Bak angin yang tiba-tiba menyentuh dedaunan kering, kau muncul tanpa aba-aba, menawarkan sesuatu yang tak pernah aku duga: sebuah malam untuk berbagi layar dan cerita. Aku terdiam sejenak, mencoba mendengar desis hatiku sendiri. Ada gemuruh kecil yang tak bisa kusangkal—kerinduan yang selama ini kukemas rapi mulai menggeliat.
Awalnya, niat untuk menolak itu ada. Aku takut akan badai perasaan yang mungkin kembali menggulung. Namun, rindu itu terlalu besar, terlalu nyata untuk diabaikan. Akhirnya, dengan hati yang berdetak tak beraturan, aku mengiyakan. Kita pun tenggelam dalam malam, menonton dan berbicara hingga waktu merangkak ke pukul 12 malam.
Di antara tawa kecil dan jeda percakapan, ada asa yang ingin bangkit, meski ku tahu mungkin tak seharusnya. Kita berbicara tentang rencana pertemuan—sebuah hal yang kurindukan, namun juga kutakuti. Karena bagimu, mungkin ini tak lebih dari relasi profesional. Tapi bagiku, ada sesuatu yang lebih dalam, yang belum benar-benar sembuh sejak terakhir kali kita berbagi cerita.
Aku seperti pejalan yang kembali ke tempat lama, berharap menemukan jawaban atas tanya yang tak pernah selesai.
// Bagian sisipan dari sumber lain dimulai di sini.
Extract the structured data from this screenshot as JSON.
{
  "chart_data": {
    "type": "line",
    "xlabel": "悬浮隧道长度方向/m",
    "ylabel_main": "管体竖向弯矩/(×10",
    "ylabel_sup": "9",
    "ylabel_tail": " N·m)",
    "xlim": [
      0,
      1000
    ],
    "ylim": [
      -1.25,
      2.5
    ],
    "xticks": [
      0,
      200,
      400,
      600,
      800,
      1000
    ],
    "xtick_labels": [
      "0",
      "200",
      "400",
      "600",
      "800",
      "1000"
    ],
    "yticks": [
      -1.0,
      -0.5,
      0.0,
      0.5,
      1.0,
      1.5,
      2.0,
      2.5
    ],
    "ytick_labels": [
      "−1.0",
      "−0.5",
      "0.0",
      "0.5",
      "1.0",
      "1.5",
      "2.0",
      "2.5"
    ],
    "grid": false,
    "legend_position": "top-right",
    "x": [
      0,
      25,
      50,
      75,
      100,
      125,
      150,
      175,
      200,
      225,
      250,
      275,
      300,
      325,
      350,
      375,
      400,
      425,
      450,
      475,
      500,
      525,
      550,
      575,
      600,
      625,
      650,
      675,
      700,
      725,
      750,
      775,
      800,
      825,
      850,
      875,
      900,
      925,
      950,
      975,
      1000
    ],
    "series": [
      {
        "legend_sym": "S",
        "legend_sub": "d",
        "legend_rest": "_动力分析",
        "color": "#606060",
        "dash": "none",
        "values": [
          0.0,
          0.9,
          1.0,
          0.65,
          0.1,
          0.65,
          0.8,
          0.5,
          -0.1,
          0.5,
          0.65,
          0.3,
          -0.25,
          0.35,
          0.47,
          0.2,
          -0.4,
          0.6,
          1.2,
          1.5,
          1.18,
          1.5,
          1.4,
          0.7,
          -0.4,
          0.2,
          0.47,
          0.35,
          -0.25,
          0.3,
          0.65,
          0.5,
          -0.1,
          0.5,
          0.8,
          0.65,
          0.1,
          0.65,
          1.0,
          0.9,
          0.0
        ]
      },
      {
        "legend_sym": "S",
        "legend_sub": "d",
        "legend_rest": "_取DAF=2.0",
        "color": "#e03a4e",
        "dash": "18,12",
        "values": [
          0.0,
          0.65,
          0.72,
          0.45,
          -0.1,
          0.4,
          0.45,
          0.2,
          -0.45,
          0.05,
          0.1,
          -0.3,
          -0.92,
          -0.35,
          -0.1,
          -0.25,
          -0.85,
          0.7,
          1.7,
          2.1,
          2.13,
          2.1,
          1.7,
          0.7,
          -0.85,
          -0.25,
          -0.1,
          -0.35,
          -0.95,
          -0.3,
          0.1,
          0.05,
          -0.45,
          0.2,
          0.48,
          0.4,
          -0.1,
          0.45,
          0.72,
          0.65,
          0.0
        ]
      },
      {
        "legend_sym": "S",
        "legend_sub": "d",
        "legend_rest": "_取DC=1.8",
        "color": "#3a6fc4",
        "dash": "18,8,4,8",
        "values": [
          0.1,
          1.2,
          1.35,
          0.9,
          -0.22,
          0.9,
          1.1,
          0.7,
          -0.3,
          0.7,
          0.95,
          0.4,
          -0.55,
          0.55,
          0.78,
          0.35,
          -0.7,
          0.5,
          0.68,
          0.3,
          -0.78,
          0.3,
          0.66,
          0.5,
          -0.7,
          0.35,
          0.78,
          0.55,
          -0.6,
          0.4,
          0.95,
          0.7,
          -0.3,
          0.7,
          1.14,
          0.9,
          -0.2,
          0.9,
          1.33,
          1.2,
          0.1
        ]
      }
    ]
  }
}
Namun, tempat itu ternyata tak berubah; lukaku malah menganga lebih lebar.
Barangkali, ini bukan tentang dirimu, melainkan tentang aku yang masih memelihara harapan pada bayangan. Kau mungkin hadir dengan niat baik, namun hatiku yang belum sembuh menafsirkan itu sebagai sesuatu yang lebih.
Aku tahu aku harus melangkah maju, namun langkahku terasa berat. Jika ini jawaban dari kerinduan, mengapa rasanya malah menambah luka? Atau mungkin, ini adalah caraku menyadari bahwa rindu tak selalu harus dijawab dengan pertemuan. Ada saatnya aku harus berdamai dengan diriku sendiri, merawat luka hingga akhirnya aku benar-benar bisa melangkah pergi.
Malam itu, meski penuh tawa, adalah pengingat bahwa ada hal-hal yang tak bisa dipaksakan. Seperti hujan yang tak bisa dipanggil kapan saja, perasaan juga tak selalu sejalan dengan kenyataan.
Mungkin, kerinduan ini hanya perlu dijawab oleh waktu.